While analyzing the role that violence plays in popular discourse, Mohamed Cheikh Bain and Belid Gliih draw on discourse-analytic approaches to examine the ways in which popular proverbs can underpin gender discrimination. The authors analyze 272 Moroccan proverbs related to women. Some portray women as less capable or less deserving of respect, while others paradoxically elevate their status as revered mother figures. Although proverbs have long served as a repository of ancestral wisdom, the article stresses the need to assess their role in reproducing stereotypes that foster a culture capable of justifying disrespectful, aggressive, and violent behavior.

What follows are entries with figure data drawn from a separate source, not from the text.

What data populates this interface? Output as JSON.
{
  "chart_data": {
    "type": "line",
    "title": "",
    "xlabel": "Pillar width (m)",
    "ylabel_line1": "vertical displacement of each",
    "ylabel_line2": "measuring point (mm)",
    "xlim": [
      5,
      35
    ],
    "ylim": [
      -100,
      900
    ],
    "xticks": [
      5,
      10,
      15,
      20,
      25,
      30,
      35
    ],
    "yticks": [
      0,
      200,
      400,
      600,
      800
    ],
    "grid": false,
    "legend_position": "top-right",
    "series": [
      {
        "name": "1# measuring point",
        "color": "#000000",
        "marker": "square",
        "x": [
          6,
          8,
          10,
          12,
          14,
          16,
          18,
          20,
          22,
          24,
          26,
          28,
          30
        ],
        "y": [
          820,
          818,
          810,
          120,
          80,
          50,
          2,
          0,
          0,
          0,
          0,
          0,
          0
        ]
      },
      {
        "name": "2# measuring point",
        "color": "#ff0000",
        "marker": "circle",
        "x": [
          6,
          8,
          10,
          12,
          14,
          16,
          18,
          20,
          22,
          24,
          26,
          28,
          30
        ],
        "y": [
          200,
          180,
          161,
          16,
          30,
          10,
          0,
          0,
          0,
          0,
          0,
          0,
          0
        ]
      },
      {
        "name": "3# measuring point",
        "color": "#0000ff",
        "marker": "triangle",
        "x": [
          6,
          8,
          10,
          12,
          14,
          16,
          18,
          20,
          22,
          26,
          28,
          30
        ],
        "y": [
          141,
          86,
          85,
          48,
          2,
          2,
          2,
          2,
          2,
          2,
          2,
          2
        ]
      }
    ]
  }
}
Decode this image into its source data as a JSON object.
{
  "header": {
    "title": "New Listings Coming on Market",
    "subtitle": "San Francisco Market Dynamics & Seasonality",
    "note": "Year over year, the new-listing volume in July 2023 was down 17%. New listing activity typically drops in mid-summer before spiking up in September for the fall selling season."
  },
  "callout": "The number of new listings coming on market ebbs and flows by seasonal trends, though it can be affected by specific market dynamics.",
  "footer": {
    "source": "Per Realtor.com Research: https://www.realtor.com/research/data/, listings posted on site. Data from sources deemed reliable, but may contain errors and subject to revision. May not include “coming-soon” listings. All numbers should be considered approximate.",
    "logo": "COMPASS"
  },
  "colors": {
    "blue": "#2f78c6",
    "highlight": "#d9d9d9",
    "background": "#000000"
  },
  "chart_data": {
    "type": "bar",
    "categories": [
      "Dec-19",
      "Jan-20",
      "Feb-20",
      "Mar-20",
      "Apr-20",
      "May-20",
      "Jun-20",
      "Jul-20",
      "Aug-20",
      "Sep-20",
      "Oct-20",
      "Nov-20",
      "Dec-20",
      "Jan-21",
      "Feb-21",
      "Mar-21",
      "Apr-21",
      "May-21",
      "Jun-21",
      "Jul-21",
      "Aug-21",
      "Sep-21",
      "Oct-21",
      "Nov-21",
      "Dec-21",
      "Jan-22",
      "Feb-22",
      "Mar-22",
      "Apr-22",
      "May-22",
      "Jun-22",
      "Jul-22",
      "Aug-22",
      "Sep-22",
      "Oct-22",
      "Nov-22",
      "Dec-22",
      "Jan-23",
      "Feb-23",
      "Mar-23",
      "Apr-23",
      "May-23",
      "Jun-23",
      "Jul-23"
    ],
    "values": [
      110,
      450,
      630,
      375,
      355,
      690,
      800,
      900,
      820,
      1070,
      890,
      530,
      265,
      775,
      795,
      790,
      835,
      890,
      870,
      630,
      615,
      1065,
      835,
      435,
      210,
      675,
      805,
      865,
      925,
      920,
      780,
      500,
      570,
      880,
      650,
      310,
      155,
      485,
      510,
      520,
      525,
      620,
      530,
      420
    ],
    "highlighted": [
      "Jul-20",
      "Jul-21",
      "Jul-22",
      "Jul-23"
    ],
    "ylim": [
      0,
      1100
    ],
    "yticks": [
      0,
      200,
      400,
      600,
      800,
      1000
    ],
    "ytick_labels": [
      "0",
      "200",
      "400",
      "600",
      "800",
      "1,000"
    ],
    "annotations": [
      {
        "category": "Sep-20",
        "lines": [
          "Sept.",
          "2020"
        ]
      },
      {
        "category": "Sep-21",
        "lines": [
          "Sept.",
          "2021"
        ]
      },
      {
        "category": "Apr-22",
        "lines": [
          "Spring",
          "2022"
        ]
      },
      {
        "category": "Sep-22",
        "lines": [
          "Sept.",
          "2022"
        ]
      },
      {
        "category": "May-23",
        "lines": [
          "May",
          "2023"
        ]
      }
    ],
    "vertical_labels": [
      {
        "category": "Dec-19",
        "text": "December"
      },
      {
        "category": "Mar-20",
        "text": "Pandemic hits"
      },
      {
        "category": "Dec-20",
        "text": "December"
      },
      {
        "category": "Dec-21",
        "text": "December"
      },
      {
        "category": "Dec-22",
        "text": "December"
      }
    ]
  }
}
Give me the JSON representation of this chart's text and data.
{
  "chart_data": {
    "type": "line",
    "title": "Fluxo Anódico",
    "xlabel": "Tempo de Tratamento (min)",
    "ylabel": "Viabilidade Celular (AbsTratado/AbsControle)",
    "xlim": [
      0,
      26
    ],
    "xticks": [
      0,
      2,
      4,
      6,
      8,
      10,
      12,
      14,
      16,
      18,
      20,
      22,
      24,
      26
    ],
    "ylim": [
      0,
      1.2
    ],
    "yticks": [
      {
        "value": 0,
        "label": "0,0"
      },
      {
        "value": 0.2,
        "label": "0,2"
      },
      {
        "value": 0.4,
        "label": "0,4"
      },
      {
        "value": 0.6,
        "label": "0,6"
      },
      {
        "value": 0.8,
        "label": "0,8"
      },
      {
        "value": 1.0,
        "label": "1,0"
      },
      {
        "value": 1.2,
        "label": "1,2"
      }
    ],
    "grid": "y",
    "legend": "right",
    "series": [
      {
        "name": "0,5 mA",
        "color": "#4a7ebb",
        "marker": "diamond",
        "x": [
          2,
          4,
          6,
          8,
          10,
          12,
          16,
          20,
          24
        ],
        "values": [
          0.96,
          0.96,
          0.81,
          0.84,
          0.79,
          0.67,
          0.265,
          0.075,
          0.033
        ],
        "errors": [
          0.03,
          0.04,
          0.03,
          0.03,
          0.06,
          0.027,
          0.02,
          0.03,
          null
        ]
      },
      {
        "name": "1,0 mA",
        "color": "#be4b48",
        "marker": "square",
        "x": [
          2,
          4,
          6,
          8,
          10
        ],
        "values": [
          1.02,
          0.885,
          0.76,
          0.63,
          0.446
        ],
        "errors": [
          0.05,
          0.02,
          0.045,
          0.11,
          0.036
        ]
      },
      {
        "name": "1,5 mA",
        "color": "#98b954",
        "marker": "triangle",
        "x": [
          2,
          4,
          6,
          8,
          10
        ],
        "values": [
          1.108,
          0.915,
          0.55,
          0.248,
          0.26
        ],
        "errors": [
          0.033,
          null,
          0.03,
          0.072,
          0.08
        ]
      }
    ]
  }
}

Mohamed Algrini’s article examines the influential role that media coverage plays in individual and collective acts of violence. Such acts have become more widespread through social media, which facilitates the propagation of violence-driven ideologies. Media also plays a central role in shedding light on the economic, social, and cultural factors that lead to violence. The author argues that, given the pivotal role of media in shaping public opinion, confronting extremist violence requires cross-regional coordination and cooperation among media outlets in the Arab world. To play a constructive role and promote social cohesion, these outlets should promote messages of tolerance, solidarity, and acceptance of others.